Wednesday, October 15, 2008

Labor and the Economy: The Employee Free Choice Act

Yesterday, ACS and the Federalist Society presented Labor and the Economy: The Employee Free Choice Act, a debate between Richard Epstein and Mitchell Rubenstein.

Leading off, Mr. Rubenstein described the three main features of the Employee Free Choice Act: the legalization of card-check elections for union recognition, mandatory arbitration of the first contract reached by the union, and stricter penalties for violations of the Labor Relations Act. Card-check elections, where a union can win representation by obtaining he signatures of a majority of workers rather than through a formal election, dominated the debate. Mr. Rubenstein stressed the ability of employers to campaign against union representation, on company time, as a significant abuse that requires card-check elections as a remedy. Additionally, he stressed that 45% of new unions are unable to reach agreements with their new employers, leading to the new first-contract arbitration requirement.

Mr. Epstein in response argued for the repeal of the Labor Relations Act, and a return to the pre-1935 common-law rules on union organizing. Specifically, allowing employers to condition employment on employees not joining unions (formerly known as yellow-dog contracts). His argument stressed economic reasons – the (alleged) greater efficiency of non-union companies creates an economic argument that unions tend to destroy companies and industries they have traditionally dominated, using the American steel and automotive industry as examples. Unions, in Mr. Epstein’s view, should be required to create a win-win situation for the employer in order to win recognition – the unions ought to create incentives for the company to recognize them. Additionally, he charged that card-check elections, since they could be conducted effectively in secret, would force companies into permanent warfare mode against unions, wasting everyone’s time and greater amounts of money.
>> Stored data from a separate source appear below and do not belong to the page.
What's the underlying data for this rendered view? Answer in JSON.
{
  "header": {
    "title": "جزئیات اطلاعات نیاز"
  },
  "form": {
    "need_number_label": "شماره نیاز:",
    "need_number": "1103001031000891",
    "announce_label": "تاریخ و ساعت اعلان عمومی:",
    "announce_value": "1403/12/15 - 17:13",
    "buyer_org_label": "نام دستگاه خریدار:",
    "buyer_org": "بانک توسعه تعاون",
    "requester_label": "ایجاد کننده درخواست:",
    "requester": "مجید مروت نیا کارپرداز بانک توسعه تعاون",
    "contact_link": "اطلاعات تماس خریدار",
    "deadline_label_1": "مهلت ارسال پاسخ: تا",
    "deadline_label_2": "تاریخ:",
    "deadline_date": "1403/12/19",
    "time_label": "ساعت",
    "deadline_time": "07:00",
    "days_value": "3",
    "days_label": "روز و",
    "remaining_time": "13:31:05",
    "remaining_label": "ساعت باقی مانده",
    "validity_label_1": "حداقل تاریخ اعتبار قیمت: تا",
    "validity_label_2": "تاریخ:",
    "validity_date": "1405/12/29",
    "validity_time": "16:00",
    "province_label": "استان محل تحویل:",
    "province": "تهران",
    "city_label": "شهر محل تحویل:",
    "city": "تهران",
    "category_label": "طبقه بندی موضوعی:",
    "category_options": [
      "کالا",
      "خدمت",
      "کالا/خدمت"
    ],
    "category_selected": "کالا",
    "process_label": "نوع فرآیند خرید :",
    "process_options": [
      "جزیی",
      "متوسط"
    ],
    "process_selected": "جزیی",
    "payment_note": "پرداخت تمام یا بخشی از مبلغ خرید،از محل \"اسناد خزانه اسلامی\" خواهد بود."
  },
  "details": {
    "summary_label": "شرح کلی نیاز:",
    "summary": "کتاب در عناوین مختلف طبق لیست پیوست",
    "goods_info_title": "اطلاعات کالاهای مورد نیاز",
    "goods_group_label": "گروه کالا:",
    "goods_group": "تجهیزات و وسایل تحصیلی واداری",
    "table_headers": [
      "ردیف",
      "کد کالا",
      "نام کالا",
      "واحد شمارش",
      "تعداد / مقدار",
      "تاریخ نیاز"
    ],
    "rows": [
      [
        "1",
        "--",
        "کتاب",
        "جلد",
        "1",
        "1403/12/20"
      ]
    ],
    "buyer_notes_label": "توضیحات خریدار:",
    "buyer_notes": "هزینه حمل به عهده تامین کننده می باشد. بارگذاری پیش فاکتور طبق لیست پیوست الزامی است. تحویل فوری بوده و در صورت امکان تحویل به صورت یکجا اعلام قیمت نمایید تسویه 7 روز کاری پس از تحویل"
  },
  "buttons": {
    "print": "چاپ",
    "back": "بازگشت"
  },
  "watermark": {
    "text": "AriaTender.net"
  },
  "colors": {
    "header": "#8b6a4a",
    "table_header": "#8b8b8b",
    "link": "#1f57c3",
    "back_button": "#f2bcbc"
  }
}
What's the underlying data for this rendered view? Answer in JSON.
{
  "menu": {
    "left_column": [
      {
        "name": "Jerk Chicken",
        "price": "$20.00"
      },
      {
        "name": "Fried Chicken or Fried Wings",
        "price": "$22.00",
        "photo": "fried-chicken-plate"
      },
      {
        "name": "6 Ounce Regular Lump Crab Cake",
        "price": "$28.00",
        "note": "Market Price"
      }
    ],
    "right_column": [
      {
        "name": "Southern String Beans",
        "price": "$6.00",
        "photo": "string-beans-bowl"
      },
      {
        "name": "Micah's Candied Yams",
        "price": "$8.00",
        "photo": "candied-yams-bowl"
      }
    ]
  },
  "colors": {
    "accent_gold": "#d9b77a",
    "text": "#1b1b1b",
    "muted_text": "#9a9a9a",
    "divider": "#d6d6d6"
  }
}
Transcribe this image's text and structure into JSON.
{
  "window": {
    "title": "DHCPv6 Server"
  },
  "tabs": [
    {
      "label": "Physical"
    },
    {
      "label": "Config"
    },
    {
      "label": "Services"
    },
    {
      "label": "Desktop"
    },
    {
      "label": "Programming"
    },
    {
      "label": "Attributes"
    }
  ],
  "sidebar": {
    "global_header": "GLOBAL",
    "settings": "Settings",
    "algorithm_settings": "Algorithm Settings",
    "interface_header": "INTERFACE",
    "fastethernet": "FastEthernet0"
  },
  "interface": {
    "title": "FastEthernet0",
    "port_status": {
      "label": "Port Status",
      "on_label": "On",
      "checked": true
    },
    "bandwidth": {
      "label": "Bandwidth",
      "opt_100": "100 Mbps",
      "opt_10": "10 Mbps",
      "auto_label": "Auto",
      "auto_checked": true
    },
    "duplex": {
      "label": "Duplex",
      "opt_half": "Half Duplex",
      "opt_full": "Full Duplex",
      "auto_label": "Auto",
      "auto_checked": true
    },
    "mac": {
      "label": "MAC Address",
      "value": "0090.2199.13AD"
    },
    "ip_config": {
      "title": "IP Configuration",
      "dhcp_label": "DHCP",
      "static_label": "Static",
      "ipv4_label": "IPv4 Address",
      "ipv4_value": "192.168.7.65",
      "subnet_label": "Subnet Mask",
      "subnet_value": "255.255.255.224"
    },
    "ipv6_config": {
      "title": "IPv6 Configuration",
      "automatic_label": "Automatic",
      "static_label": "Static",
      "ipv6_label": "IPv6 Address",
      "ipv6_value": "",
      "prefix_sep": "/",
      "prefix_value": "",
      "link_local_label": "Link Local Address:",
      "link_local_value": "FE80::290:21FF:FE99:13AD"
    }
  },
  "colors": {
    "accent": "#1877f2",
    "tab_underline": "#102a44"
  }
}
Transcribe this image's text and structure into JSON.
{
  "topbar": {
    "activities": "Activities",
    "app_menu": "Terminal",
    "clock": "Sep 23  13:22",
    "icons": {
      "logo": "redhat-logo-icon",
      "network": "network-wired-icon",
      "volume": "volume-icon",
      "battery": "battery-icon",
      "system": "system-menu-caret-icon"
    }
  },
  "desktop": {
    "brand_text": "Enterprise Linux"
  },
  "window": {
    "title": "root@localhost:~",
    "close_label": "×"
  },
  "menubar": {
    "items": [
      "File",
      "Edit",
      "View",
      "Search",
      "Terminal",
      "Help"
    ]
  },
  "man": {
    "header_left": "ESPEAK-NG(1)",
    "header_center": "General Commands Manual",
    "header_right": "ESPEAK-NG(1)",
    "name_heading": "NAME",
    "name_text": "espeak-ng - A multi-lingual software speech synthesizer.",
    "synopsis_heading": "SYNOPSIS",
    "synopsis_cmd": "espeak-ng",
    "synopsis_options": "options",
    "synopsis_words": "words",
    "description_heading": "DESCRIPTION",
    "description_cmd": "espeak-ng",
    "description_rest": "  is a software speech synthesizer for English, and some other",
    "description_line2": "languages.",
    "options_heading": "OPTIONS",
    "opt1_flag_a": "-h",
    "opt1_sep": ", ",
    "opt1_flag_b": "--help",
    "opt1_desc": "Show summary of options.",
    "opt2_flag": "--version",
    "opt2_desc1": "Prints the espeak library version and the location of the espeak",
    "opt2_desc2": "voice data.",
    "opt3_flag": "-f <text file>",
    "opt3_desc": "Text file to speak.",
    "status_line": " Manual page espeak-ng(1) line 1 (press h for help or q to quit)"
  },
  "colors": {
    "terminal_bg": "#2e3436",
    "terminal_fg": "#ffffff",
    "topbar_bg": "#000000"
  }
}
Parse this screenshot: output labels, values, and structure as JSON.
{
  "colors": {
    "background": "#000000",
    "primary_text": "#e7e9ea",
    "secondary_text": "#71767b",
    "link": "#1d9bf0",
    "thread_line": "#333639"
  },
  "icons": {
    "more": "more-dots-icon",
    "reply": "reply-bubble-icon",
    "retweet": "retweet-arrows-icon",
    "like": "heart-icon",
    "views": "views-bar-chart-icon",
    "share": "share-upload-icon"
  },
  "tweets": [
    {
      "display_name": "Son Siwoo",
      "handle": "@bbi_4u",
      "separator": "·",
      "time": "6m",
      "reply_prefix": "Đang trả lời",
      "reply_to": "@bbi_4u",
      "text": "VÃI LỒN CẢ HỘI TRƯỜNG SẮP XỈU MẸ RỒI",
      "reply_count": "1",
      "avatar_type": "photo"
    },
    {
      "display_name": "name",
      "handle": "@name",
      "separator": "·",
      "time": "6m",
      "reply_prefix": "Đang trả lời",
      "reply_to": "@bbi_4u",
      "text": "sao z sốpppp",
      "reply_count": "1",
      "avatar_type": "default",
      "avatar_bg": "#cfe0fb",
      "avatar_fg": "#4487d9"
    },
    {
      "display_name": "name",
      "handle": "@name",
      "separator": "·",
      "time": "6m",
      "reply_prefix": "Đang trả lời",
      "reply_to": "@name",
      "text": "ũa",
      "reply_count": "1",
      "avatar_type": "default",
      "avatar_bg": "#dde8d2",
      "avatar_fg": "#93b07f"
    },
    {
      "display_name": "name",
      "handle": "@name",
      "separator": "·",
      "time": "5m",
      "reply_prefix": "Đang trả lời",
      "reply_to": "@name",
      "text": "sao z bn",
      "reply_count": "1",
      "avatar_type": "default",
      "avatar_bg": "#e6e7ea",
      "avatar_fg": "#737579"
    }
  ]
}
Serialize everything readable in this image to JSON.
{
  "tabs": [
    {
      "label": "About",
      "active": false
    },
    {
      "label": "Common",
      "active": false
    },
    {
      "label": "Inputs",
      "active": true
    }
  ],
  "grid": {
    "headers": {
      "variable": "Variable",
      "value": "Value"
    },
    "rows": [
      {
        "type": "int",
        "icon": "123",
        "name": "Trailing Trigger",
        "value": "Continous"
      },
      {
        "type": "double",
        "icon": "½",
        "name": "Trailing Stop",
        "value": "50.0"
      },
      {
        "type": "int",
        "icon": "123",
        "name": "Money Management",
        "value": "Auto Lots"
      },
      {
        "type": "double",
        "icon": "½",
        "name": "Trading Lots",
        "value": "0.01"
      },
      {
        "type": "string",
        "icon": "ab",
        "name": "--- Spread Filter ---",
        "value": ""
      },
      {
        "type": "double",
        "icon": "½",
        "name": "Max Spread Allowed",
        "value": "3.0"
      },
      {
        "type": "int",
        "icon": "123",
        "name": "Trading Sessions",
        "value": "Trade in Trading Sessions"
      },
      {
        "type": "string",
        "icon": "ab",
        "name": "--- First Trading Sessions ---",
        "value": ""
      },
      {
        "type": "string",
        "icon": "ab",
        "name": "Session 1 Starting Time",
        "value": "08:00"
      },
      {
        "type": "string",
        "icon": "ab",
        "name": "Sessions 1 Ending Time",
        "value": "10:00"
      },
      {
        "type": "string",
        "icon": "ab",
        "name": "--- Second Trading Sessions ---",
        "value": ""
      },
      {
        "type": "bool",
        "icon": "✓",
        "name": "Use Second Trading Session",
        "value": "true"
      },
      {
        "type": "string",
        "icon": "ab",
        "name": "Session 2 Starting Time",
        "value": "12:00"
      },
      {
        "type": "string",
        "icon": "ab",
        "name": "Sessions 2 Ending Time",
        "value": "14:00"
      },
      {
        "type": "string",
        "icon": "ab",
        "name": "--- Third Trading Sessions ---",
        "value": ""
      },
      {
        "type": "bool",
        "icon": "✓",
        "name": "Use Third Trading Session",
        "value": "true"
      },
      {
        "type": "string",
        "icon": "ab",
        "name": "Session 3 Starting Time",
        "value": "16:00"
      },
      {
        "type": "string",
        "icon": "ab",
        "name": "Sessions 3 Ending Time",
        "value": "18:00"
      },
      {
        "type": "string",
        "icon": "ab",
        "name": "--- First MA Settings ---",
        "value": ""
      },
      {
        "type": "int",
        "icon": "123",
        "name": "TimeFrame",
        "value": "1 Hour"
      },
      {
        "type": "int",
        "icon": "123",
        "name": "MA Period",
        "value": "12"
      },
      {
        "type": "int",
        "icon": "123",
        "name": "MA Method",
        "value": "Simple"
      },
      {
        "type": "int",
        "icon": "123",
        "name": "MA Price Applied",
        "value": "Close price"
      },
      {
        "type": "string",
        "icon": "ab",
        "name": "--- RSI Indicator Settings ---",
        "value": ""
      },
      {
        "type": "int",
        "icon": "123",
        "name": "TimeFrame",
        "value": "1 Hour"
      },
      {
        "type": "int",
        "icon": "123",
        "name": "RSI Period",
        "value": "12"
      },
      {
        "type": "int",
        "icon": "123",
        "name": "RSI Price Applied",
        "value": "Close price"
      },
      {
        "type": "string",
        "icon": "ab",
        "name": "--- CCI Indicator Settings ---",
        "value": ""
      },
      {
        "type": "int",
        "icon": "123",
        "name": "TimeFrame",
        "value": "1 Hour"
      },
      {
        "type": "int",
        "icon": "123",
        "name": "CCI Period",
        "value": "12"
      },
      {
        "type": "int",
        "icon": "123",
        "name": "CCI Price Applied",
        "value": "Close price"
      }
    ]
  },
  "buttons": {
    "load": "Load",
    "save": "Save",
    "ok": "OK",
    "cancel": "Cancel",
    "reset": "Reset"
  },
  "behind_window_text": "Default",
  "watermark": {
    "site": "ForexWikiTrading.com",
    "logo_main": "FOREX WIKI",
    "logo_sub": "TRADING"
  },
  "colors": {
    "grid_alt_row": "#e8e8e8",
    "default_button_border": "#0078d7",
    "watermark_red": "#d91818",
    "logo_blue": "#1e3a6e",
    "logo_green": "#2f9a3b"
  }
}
Mr. Rubenstein’s rebuttal focused on the distinction between economic arguments – that unions impair overall economic efficiency – with social arguments; that the social gains from unions, in equality, expanded power to the middle class, and the like override economic concerns. The argument between the two was essentially one of economic goals vs. societal goals, with Mr. Rubenstein arguing that the societal gains from unions outweigh the economic gains, and Mr. Epstein arguing that societal gains are essentially indefinable, and that the economic gains from greater efficiency makes everyone better off.